Dans le quart sud-est du site, une maçonnerie massive déjà repérée lors du diagnostic (4 m sous la surface) a pu être examinée plus précisément. Un glacis en béton de 28 m² conservé sur 9 m d’est en ouest disparaît à l’est dans l’enceinte de l’Institut et s’étend au sud sous la rue Franklin. Son extrémité occidentale est conservée en limite sud d’emprise. Quelques décimètres d’un parement limité à trois assises, taillées dans des blocs de calcaire à gryffées, disparaissent en biais sous la rue Franklin. L’ouvrage se développe vers l’est et vers le sud en formant un triangle aux dimensions peu communes. À son expansion planimétrique correspond un développement altimétrique. Intégralement conservé sur sa limite occidentale, l’ouvrage qui présente une épaisseur de 0,8 m s’approfondit sous son niveau d’arase plan pour atteindre plus de 2,1 m (un carottage a été réalisé en limité sud-est du massif.

La construction de la maçonnerie est inhabituelle. Après creusement d’une large tranchée, et élévation du parement en pierres de taille (appareillées avec un fruit de 15°) liées au mortier, l’ensemble de l’excavation a été comblée avec un béton riche en graviers de rivière et petits blocs. Dans le prolongement exact de ce parement, un creusement suivi sur trois mètres de hauteur entaille tous les niveaux antiques.

Remblais modernes (exhaussement de la presqu'île)
© SA Ville de Lyon

L’ensemble de ces vestiges (phase 4), pour lesquels le mobilier est rare ( instrumentum moderne) et redéposé, évoque un dispositif de fortification. Ils sont toutefois incompatibles avec le rempart d’Ainay construit au début du XVIIe siècle. L’ouvrage, dont la maçonnerie était continue, passe assurément quelques mètres au sud de l’emprise de la fouille. En revanche, le premier rempart dont le tracé a pu être restitué, notamment à partir du plan de Philippe Lebeau (1607), pourrait effectivement, au regard de son positionnement et de son orientation, correspondre à l’alignement découvert sur le site. Par ailleurs, aucun autre édifice d’une telle ampleur n’est envisageable au sud de l’Abbaye d’Ainay. Une seule incertitude demeurait, la première fortification (projetée à partir de 1544) était réputée n’être élevée qu’en terre, pieux et fascines. L’analyse des archives (comptes communaux) a démontré l’achat régulier de pierre et de chaux et la participation de maçons aux côtés des charpentiers et des manœuvres. Il est notamment question, parmi les nombreuses interventions d’entretien de l’édifice, d’une restauration du bastion d’Ainay entre 1590 et 1594.

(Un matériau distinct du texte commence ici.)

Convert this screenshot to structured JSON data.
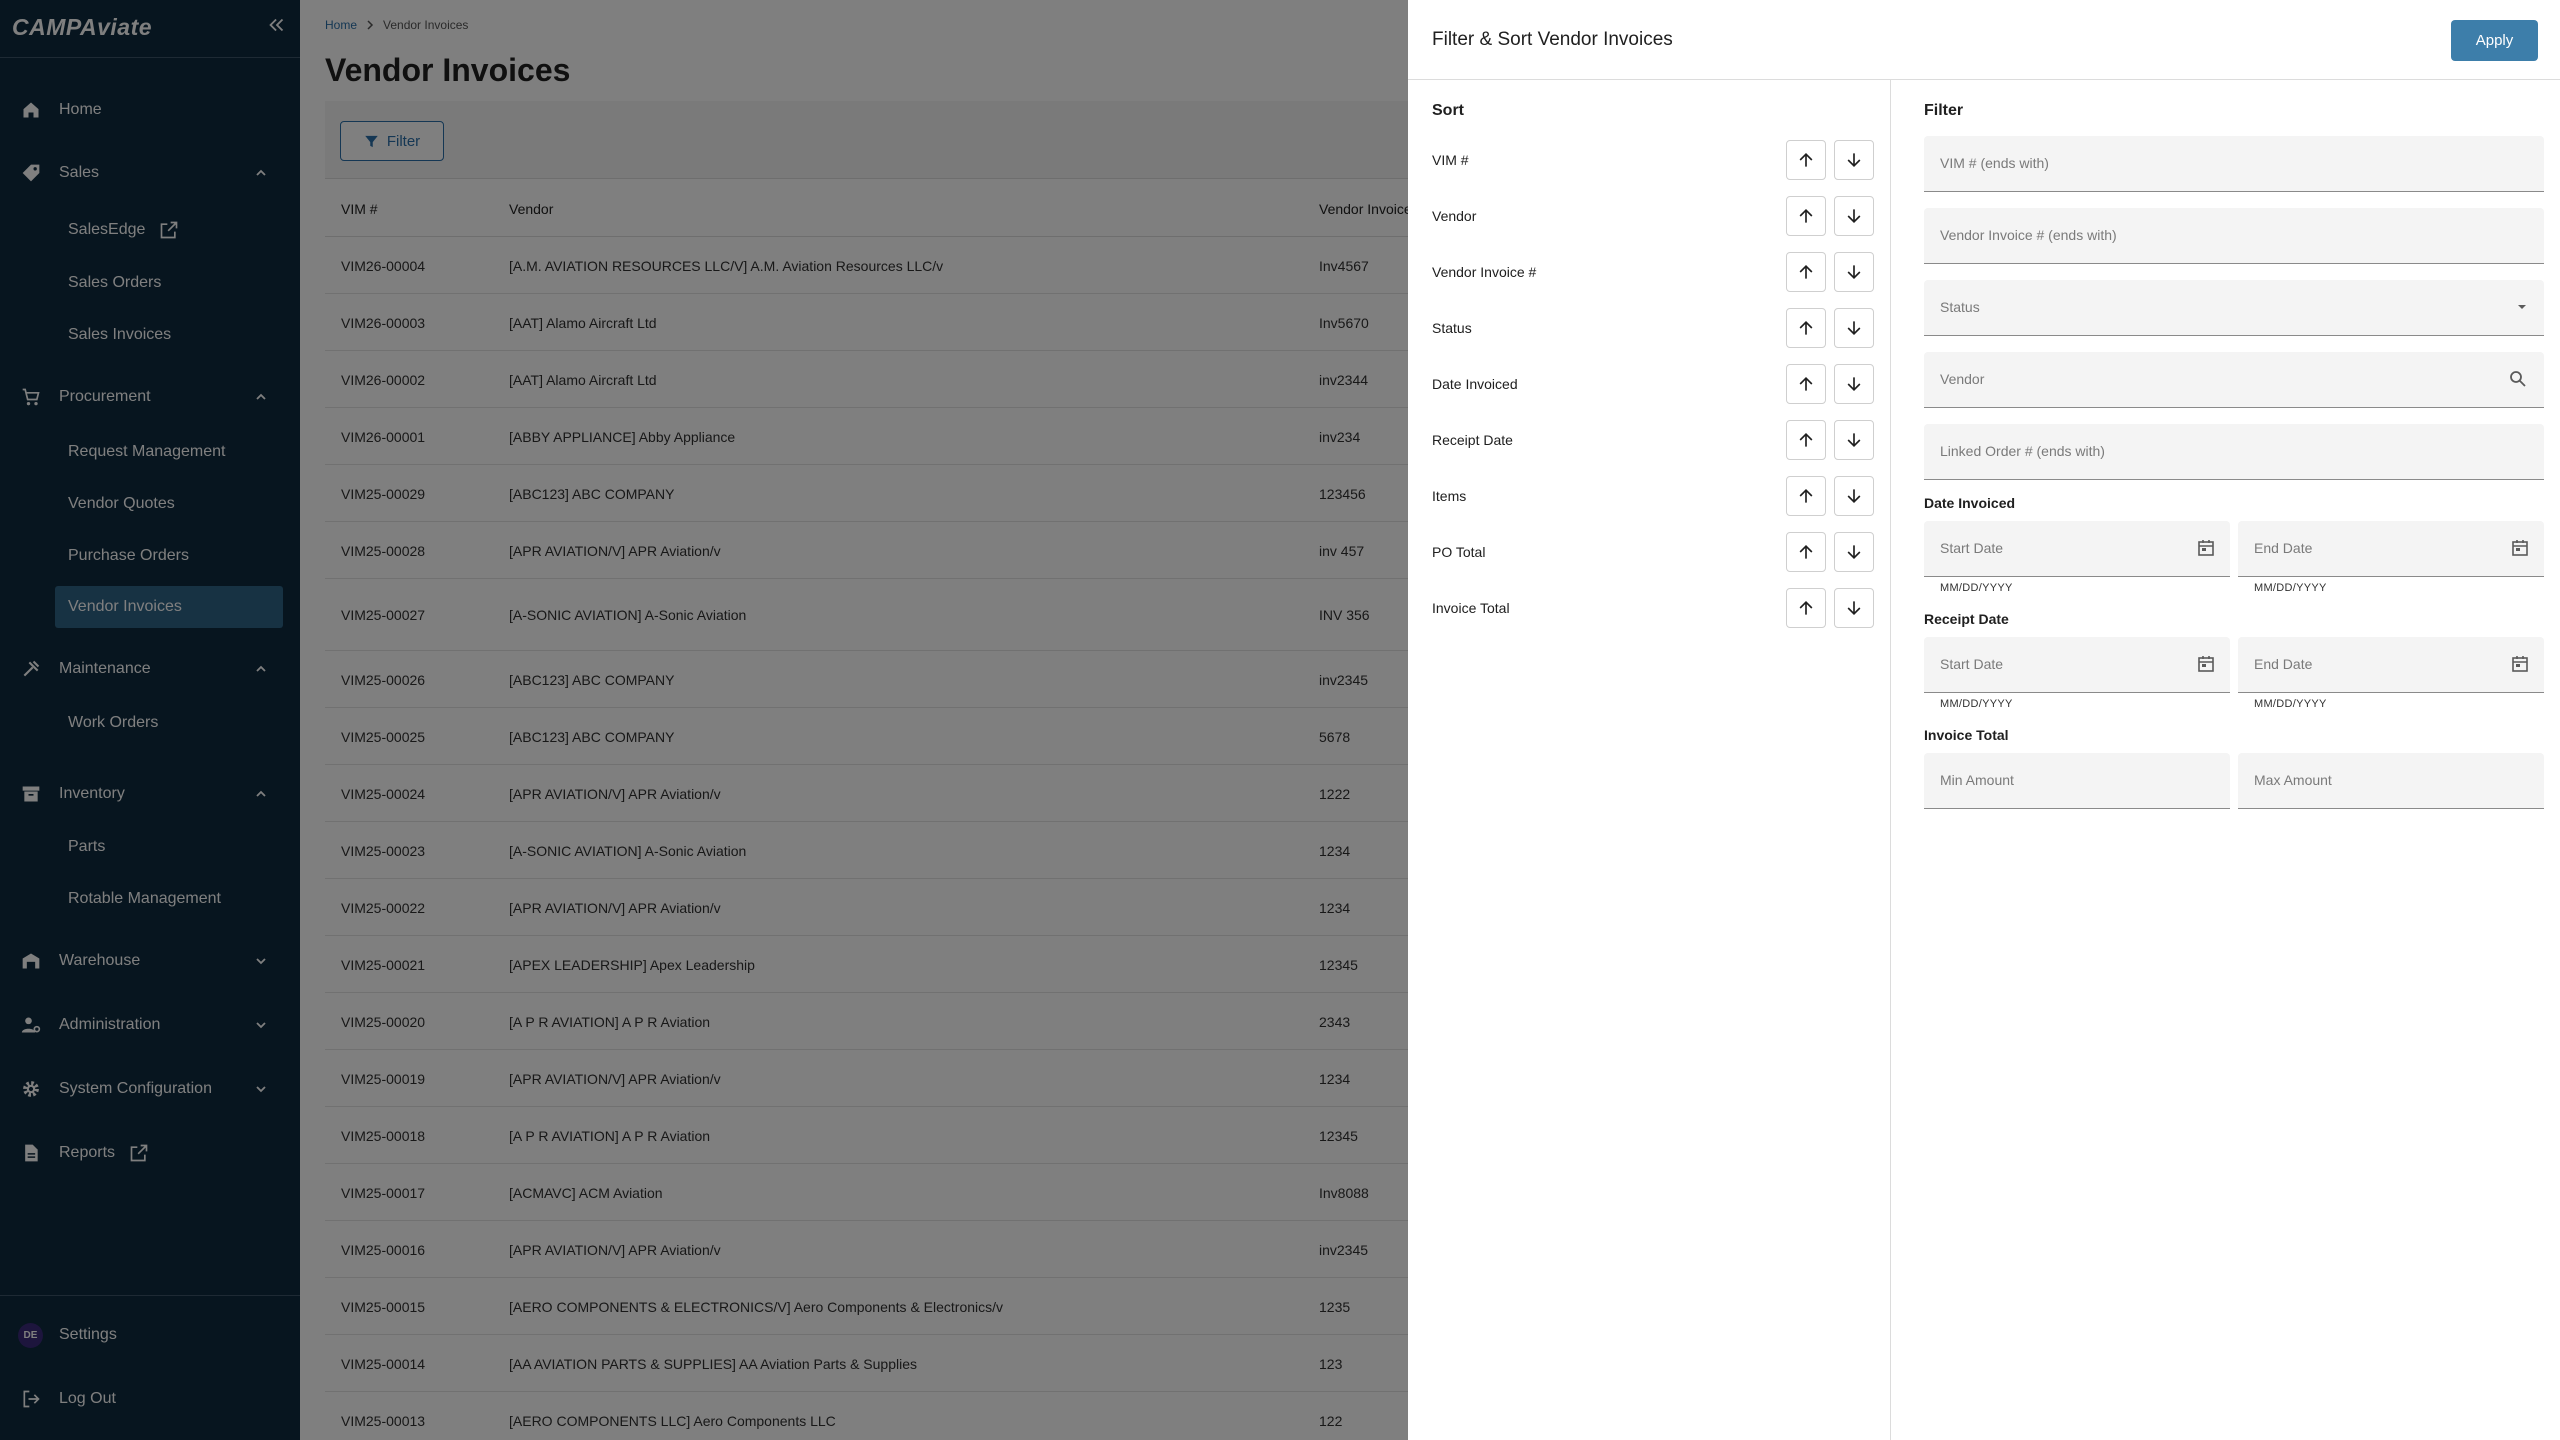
{
  "app": {
    "logo": "CAMPAviate"
  },
  "sidebar": {
    "home": "Home",
    "sales": {
      "label": "Sales",
      "items": [
        "SalesEdge",
        "Sales Orders",
        "Sales Invoices"
      ]
    },
    "procurement": {
      "label": "Procurement",
      "items": [
        "Request Management",
        "Vendor Quotes",
        "Purchase Orders",
        "Vendor Invoices"
      ]
    },
    "maintenance": {
      "label": "Maintenance",
      "items": [
        "Work Orders"
      ]
    },
    "inventory": {
      "label": "Inventory",
      "items": [
        "Parts",
        "Rotable Management"
      ]
    },
    "warehouse": "Warehouse",
    "administration": "Administration",
    "system_configuration": "System Configuration",
    "reports": "Reports",
    "settings": "Settings",
    "avatar_initials": "DE",
    "logout": "Log Out"
  },
  "main": {
    "breadcrumb": {
      "home": "Home",
      "current": "Vendor Invoices"
    },
    "title": "Vendor Invoices",
    "filter_button": "Filter",
    "columns": [
      "VIM #",
      "Vendor",
      "Vendor Invoice #"
    ],
    "rows": [
      [
        "VIM26-00004",
        "[A.M. AVIATION RESOURCES LLC/V] A.M. Aviation Resources LLC/v",
        "Inv4567"
      ],
      [
        "VIM26-00003",
        "[AAT] Alamo Aircraft Ltd",
        "Inv5670"
      ],
      [
        "VIM26-00002",
        "[AAT] Alamo Aircraft Ltd",
        "inv2344"
      ],
      [
        "VIM26-00001",
        "[ABBY APPLIANCE] Abby Appliance",
        "inv234"
      ],
      [
        "VIM25-00029",
        "[ABC123] ABC COMPANY",
        "123456"
      ],
      [
        "VIM25-00028",
        "[APR AVIATION/V] APR Aviation/v",
        "inv 457"
      ],
      [
        "VIM25-00027",
        "[A-SONIC AVIATION] A-Sonic Aviation",
        "INV 356"
      ],
      [
        "VIM25-00026",
        "[ABC123] ABC COMPANY",
        "inv2345"
      ],
      [
        "VIM25-00025",
        "[ABC123] ABC COMPANY",
        "5678"
      ],
      [
        "VIM25-00024",
        "[APR AVIATION/V] APR Aviation/v",
        "1222"
      ],
      [
        "VIM25-00023",
        "[A-SONIC AVIATION] A-Sonic Aviation",
        "1234"
      ],
      [
        "VIM25-00022",
        "[APR AVIATION/V] APR Aviation/v",
        "1234"
      ],
      [
        "VIM25-00021",
        "[APEX LEADERSHIP] Apex Leadership",
        "12345"
      ],
      [
        "VIM25-00020",
        "[A P R AVIATION] A P R Aviation",
        "2343"
      ],
      [
        "VIM25-00019",
        "[APR AVIATION/V] APR Aviation/v",
        "1234"
      ],
      [
        "VIM25-00018",
        "[A P R AVIATION] A P R Aviation",
        "12345"
      ],
      [
        "VIM25-00017",
        "[ACMAVC] ACM Aviation",
        "Inv8088"
      ],
      [
        "VIM25-00016",
        "[APR AVIATION/V] APR Aviation/v",
        "inv2345"
      ],
      [
        "VIM25-00015",
        "[AERO COMPONENTS & ELECTRONICS/V] Aero Components & Electronics/v",
        "1235"
      ],
      [
        "VIM25-00014",
        "[AA AVIATION PARTS & SUPPLIES] AA Aviation Parts & Supplies",
        "123"
      ],
      [
        "VIM25-00013",
        "[AERO COMPONENTS LLC] Aero Components LLC",
        "122"
      ]
    ]
  },
  "drawer": {
    "title": "Filter & Sort Vendor Invoices",
    "apply": "Apply",
    "sort_heading": "Sort",
    "sort_fields": [
      "VIM #",
      "Vendor",
      "Vendor Invoice #",
      "Status",
      "Date Invoiced",
      "Receipt Date",
      "Items",
      "PO Total",
      "Invoice Total"
    ],
    "filter_heading": "Filter",
    "fields": {
      "vim": "VIM # (ends with)",
      "vendor_invoice": "Vendor Invoice # (ends with)",
      "status": "Status",
      "vendor": "Vendor",
      "linked_order": "Linked Order # (ends with)"
    },
    "date_invoiced": {
      "label": "Date Invoiced",
      "start": "Start Date",
      "end": "End Date",
      "format": "MM/DD/YYYY"
    },
    "receipt_date": {
      "label": "Receipt Date",
      "start": "Start Date",
      "end": "End Date",
      "format": "MM/DD/YYYY"
    },
    "invoice_total": {
      "label": "Invoice Total",
      "min": "Min Amount",
      "max": "Max Amount"
    }
  },
  "colors": {
    "sidebar": "#0e2a3e",
    "active": "#2f6486",
    "accent": "#3d7eaa"
  }
}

Vraisemblablement vulnérable au régime des cours d’eaux, le bastion d’Ainay était le point le plus méridional de la fortification et le plus proche du chenal qui séparait la Presqu’île de l’île Mogniat. L’existence d’un massif maçonné, de plan triangulaire, placé en tête du bastion à la jonction des deux fronts a pu soutenir l’élévation de terre et assurer une protection contre l’érosion fluviale.

L’impact des travaux réalisés aux XVIIIe et XIXe siècles (phase 5) sur la stratigraphie est dû à l’installation de l’œuvre des Messieurs sur la parcelle à partir de 1777.